My forgotten book today is The Bleston Mystery, first published in 1928. The author is named as Robert Milward Kennedy, but that pen-name concealed a writing duo. One of the collaborators was Milward Kennedy, whom I’ve written about several times in this blog. The other was someone who had been to the same school as Kennedy – A.G. Macdonell, who later became well known as a humorous writer, his most famous title being England, Their England.
This book is quite different from Kennedy’s solo efforts. It’s a fast-moving, rather light-hearted story, slightly reminiscent of some of the lively thrillers that Agatha Christie wrote in the 20s, especially those featuring the Beresfords. I thought it stood up to the test of time rather well – better than I had expected, to be honest. There is a twist in the tale, and although I foresaw the surprise revelation, I thought it was skilfully handled.

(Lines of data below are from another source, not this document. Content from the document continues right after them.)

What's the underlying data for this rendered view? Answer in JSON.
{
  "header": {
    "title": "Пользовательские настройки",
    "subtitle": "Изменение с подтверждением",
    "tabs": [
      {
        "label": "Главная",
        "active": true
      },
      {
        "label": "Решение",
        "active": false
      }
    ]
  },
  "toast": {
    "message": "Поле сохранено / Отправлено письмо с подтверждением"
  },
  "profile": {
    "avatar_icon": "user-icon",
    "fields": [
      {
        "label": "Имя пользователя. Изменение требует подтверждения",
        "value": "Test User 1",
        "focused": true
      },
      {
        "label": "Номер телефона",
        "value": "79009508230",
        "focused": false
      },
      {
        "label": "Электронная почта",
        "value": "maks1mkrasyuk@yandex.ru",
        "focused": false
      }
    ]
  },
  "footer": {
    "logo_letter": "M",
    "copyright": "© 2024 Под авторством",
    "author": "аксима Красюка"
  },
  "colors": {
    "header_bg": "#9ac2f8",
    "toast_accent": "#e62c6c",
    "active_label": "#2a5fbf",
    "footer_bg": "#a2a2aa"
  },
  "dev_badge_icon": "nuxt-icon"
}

Oddly enough, the main protagonist in this romp is called Kennedy, but his first name is Philip. The book opens with a visit to his home by a sinister foreigner, quickly followed by the news that he is one of two legatees of a dead friend, and the promise of something both mysterious and valuable about his inheritance. Several killings follow, and it becomes clear that Philip’s life is also at risk unless and until he solves the puzzle of a deserted camp at Bleston which had once housed German prisoners of war.
After this collaboration, Kennedy and Macdonell seem to have gone their separate ways, at least in literary terms. I can trace no further joint efforts of theirs. They each achieved a measure of success with solo efforts – perhaps especially Macdonell, prior to his early death in 1941. But The Bleston Mystery ranks as an enjoyable, if little known, piece of light entertainment.